Father Frank tells how he experienced the evening of the accident: “The accident happened on Texel. I was in Maastricht at the time when Lauranne called me and I immediately went in that direction. On the way I received a message that Yannick was being taken by helicopter to the university hospital in Amsterdam.”
“I arrived at the hospital at half past one. She was still alive then, but contact was no longer possible. She also died that night. That is indescribable. The journey from Maastricht to Amsterdam was the worst of all. my life. I just have 2.5 hours…” Then he falls silent. The event takes place in his head and that does a lot to Frank. “The death of our daughter Yannick is meaningless.”
“We are going to visit in group 8, because they are going to secondary school next year.”
But now it is six years later and there is the Yannick Foundation. Mother Lauranne: “We want to make children aware and hope that this will change their behaviour. That they also dare to address each other like: hey, what are you doing now?”
From the foundation, mother Lauranne and father Frank visit group 8 with various activities. In this way the children learn in a playful way why they should leave their mobile phone in their pocket while cycling.
Frank Frijns explains: “We have chosen to visit the children in group 8, because they are going to secondary school next year. Hopefully some of them will soon think: maybe we should not use that mobile phone on the bike for a while.”

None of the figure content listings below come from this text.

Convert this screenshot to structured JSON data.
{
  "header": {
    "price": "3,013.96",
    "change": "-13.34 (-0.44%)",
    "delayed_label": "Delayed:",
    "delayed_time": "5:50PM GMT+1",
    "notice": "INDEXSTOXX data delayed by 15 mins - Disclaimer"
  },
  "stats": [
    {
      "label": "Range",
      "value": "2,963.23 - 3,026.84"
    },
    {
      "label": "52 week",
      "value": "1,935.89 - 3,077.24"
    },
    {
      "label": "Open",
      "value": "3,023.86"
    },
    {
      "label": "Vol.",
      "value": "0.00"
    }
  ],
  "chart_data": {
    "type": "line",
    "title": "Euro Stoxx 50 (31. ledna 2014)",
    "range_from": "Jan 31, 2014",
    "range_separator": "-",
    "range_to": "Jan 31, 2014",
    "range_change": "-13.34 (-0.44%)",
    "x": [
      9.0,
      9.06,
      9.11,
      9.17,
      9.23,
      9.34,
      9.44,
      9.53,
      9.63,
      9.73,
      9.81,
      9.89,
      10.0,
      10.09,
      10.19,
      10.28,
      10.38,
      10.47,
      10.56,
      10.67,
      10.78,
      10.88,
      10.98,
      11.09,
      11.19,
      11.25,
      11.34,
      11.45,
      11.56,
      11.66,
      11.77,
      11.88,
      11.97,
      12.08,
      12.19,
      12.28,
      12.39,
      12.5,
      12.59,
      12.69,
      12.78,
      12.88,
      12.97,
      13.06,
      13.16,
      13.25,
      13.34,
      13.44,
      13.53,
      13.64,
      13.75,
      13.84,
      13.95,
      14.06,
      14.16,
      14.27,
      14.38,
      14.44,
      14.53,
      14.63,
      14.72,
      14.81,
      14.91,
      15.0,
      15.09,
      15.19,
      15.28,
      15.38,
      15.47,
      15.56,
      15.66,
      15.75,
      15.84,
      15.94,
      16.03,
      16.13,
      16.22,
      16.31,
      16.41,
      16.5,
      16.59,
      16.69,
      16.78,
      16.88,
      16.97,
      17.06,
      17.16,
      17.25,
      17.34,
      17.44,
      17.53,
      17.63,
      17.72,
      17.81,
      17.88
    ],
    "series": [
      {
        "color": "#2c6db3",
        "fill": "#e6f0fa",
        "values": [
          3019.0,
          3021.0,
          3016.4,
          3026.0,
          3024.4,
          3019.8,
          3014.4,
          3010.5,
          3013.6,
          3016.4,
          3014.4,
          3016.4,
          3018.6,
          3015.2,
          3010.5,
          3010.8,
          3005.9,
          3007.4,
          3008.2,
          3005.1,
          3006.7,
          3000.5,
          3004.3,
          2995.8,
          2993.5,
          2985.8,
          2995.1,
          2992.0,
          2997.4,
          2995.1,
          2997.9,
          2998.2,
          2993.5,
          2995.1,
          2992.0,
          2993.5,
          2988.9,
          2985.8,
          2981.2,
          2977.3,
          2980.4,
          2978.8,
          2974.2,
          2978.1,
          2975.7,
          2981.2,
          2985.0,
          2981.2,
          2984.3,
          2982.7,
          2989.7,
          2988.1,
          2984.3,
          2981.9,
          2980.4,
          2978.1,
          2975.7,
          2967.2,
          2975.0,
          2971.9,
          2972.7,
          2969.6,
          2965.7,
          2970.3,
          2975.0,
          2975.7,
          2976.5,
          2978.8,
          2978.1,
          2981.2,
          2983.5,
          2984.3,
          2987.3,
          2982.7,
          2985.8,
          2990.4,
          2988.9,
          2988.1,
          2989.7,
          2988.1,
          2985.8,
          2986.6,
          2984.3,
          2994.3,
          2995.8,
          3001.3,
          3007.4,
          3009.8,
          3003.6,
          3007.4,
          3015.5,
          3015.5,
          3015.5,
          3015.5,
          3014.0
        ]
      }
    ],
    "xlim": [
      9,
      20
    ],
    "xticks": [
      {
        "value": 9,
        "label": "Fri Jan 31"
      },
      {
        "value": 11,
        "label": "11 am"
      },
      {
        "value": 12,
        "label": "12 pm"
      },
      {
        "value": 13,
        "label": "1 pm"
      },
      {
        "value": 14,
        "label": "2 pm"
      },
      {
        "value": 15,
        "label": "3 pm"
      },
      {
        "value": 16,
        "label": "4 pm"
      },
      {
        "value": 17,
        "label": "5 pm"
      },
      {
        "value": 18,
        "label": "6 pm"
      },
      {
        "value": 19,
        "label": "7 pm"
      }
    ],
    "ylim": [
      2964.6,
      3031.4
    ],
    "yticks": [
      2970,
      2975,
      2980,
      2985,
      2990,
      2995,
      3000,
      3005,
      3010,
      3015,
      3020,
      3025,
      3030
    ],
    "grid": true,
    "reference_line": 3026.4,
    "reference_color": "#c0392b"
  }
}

“You can get distracted really quickly.”
Two friends of Yannick also help in Geldrop. Ellen Smeets: “We try to teach the children in group 8 in a fun way that you can be distracted really quickly.”
Nandi van Suylen: “I think Yannick would have found this very intense, because she didn’t really like being the center of attention. But I do think she would have liked it that this action is intended for every road victim.”
Father Frank can’t figure it out: “Every year there are 700 road deaths and 20,000 injured. That’s just 700 senseless deaths!” He understands that with this action they will not get the counter to zero, but he hopes that their message will at least stick with some.